Since its introduction, the benefits of 454 sequencing (1
) have been exploited for an increasing number of applications, including genomic sequencing (2
), cDNA sequencing (3
) and ultra-deep amplicon sequencing (4
). Despite its power in generating a great number of sequences from few samples, 454 sequencing is at present unsuitable for studies requiring targeted sequence data from many different samples. This limitation is particularly pertinent to population and medical genetics studies. The 454 sequencing plate can be physically divided into a maximum of sixteen regions, each of which yields an average of 0.63 and 2.88 Mb per run for the GS20 and the new GS FLX sequencing platforms, respectively. If shotgun libraries from 16 human mtDNA genomes are sequenced in a single run, each genome will on average be covered 70- and 350-fold for GS20 and GS FLX, respectively. Despite the low cost per sequenced nucleotide, the high coverage and cost per run make this approach impractical. Furthermore, the physical separation of the plate reduces the total number of sequences retrieved from one run to roughly half and consumes more time and material, as each sample must be processed separately. Thus, even further physical separation of the plate would not solve these inherent problems.

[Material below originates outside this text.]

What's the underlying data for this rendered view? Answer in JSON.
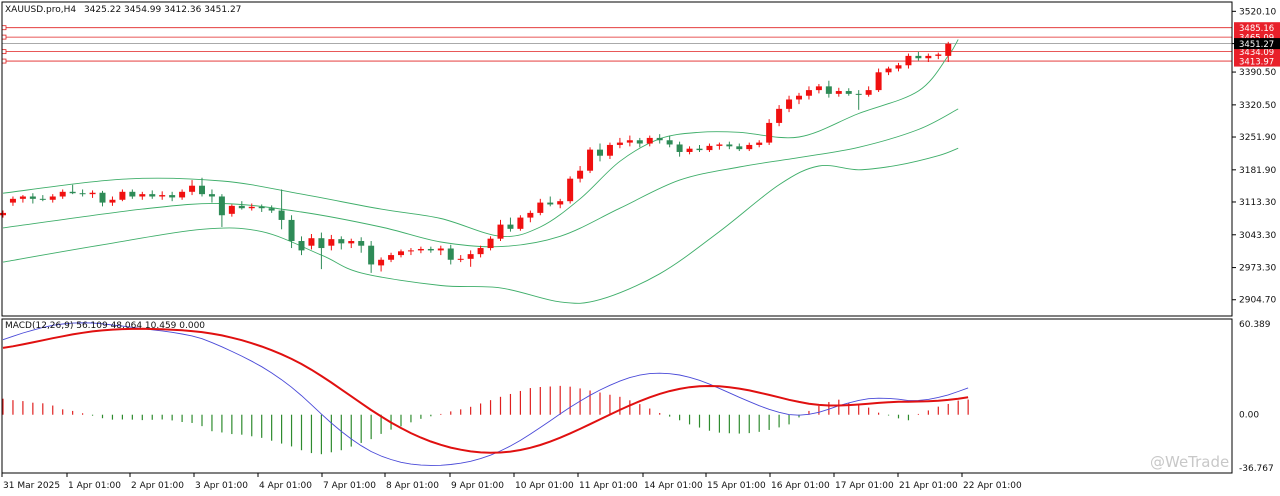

One approach to overcoming these limitations is to barcode samples with sample-specific sequence tags. Samples are pooled prior to 454 sequencing and are identified after sequencing by their unique sequence tags. This approach has been used to barcode cDNA libraries with tagged primers for reverse transcription (5
). Recently, Binladen et al.
) used 5′-tagged PCR primers to distinguish amplicon sequences derived from different sources. However, this method requires the synthesis of sample-specific primers for each target under study, which is time-consuming and cost-prohibitive when dealing with large sample sizes. Currently, no method exists for barcoding small genomic libraries or amplicons derived from untagged PCR primers. The resources of 454 sequencing therefore cannot be fully exploited for applications that require low coverage sequencing of many different samples.
Despite the potential benefits a barcoding method for 454 sequencing offers, any proposed technique must ensure efficient use of sequencing resources and high data reliability. Incomplete reactions and sequencing errors can result in background sequences without a sequence tag, heterogeneous sequence representation among samples and false-assignment of sequences to their sample origin. We have developed a method called parallel tagged sequencing (PTS) that largely alleviates these problems.
PTS is based on a ligation strategy analogous to the one utilized in the standard 454 library preparation procedure (1
), the use of barcoding adapters and a restriction system that excludes background sequences. An outline of the method is displayed in A. In separate reactions DNA molecules from different samples are blunt end repaired and phosphorylated. Subsequently, sample-specific barcoding adapters are ligated to both ends of the molecules, and the resulting nicks are removed by a strand-displacing polymerase. Each barcoding adapter is comprised of a single self-hybridized palindromic oligonucleotide containing an SrfI restriction site flanked by complementary sequence tags (B). This setup requires only a single oligonucleotide to be synthesized in order to barcode each sample. The barcoded samples are then quantified, pooled in a ratio reflecting the proportion of sequences desired from each sample and treated with phosphatase to remove residual 5′ phosphates of unligated ends. Such unligated ends may arise during the adapter fill-in step in molecules containing single-strand nicks caused by nebulization. Half of the adapter is then cut off by SrfI, which is a rare cutter in mammalian genomes (7
). It leaves blunt ends with 5′ phosphates and allows the pooled samples to be directly processed using the standard 454 library preparation. Phosphatase treatment in conjunction with SrfI digestion effectively reduces background sequences when starting from nebulized DNA; untagged molecule ends are prevented from being ligated to the universal 454 adapters during library preparation.
Figure 1. Workflow for barcoding and sequencing double-stranded DNA samples. (A) The DNA is blunt end repaired (I) and sample-specific self-complementary oligos are self-hybridized to form double-stranded barcoding adapters (II), which are subsequently ligated (more ...)
The sequence output from barcoded libraries begins with the sequence key TCAG, which originates from the universal 454 adapters, followed by four non-informative nucleotides GGGC from the SrfI site. Since the 454 technique uses sequencing-by-synthesis, all G's are incorporated in the same nucleotide flow as the last key base, and therefore do not decrease the read length. The origin of the sequence is identified through the adjacent sequence tag. We developed a tag design that is particularly robust to sequencing errors associated with homopolymers, a well-known problem in 454 sequencing (1
). At a length of 6 bp, it allows the pooling of a maximum of 72 samples into a single sequencing library (B). Since the 454 sequencing plate is always split into at least two regions, this configuration allows for the parallel processing of up to 144 samples in a single run.
We demonstrate the power of parallel tagged 454 sequencing by shotgun sequencing six human mtDNA genomes on two 16th plate regions of the GS20 platform. Published Sanger sequences for these samples allow a comparison of the two sequencing approaches. Additionally, we verified the reproducibility of the method by independently sequencing a second set of six human mtDNA genomes.